La nuit est longue, Launay commence à avoir froid. Les rats entament un grand sabbat et se poursuivent jusque sur le quai.

Cette fois la rame apparait brusquement elle sort du tunnel tout prés du local de maintenance. Elle est silencieuse et lente. Elle s'arrête et une porte s'ouvre en face du local.

Launay enlève la sécurité de son arme et s'apprète à bondir. Lorsqu'il sort, une silhouette faiblement éclairée apparait à la porte de la rame; une femme voilée de gris.

De stupeur Launay se fige. La femme lui parle,sa voix est grave, mais douce :

“ Tu ne te trompes pas...... tu m'a bien reconnu.

“ Vous me reconnaissez tous le moment venu.

“J'ai un peu d'avance, dit-elle, tu devais mourir en Janvier dans le hold-up de la rue Racine,un acte courageux mais imprudent de ta part; une balle dans le ventre.

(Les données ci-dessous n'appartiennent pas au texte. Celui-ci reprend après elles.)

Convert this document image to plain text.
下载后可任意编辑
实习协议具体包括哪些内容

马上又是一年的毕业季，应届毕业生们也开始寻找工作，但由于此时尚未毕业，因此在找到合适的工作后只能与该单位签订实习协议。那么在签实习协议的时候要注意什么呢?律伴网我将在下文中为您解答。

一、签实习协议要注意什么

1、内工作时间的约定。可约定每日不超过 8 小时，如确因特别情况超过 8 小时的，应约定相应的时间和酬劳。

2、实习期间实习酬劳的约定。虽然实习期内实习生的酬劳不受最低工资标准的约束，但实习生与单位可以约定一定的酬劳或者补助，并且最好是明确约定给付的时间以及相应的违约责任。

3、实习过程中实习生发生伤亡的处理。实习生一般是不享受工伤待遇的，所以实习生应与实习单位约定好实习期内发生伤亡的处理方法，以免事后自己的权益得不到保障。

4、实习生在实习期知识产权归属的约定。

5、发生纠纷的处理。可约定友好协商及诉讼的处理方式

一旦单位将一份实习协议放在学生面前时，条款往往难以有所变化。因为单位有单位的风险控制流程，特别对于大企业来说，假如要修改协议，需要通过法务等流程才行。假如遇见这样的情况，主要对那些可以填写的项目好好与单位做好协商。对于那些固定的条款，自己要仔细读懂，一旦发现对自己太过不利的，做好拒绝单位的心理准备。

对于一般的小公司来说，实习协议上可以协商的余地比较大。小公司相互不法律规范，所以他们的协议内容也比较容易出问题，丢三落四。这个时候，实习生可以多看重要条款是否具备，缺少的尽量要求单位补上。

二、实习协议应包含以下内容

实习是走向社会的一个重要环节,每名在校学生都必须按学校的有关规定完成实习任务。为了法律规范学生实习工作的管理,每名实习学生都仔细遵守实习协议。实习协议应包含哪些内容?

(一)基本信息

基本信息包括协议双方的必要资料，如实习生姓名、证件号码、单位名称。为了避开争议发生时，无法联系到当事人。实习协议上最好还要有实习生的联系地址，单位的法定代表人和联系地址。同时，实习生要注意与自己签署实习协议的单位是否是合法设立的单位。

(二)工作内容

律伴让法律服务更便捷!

“Tu aurais beaucoup trop souffert; alors ne regrette rien.

“Et moi, cette année je suis loin d'avoir fait mon chiffre, il faut que tu comprennes"

L'inspecteur Launay ne bouge pas et lorsque la faux le touche, ce n'est pas vraiment douloureux. C'est comme une flamme tiède, pense t il, comme un désir qui monte.

Malgré l'heure tardive, le quai se remplit petit à petit. Launay s'assoit sur la banquette et les voyageurs s'approchent, viennent lui parler: voici son frère Georges, et sa tante Josée, voici ses grands parents Launay, qu'on croyait morts depuis longtemps, et voici Emma qui vient l'embrasser. C'est donc qu'elle l'aimait un peu?

Des enfants joufflus jouent à la trompette son air préféré; un trés vieux blues qui parle du soir qui tombe et d'une fille qui est partie.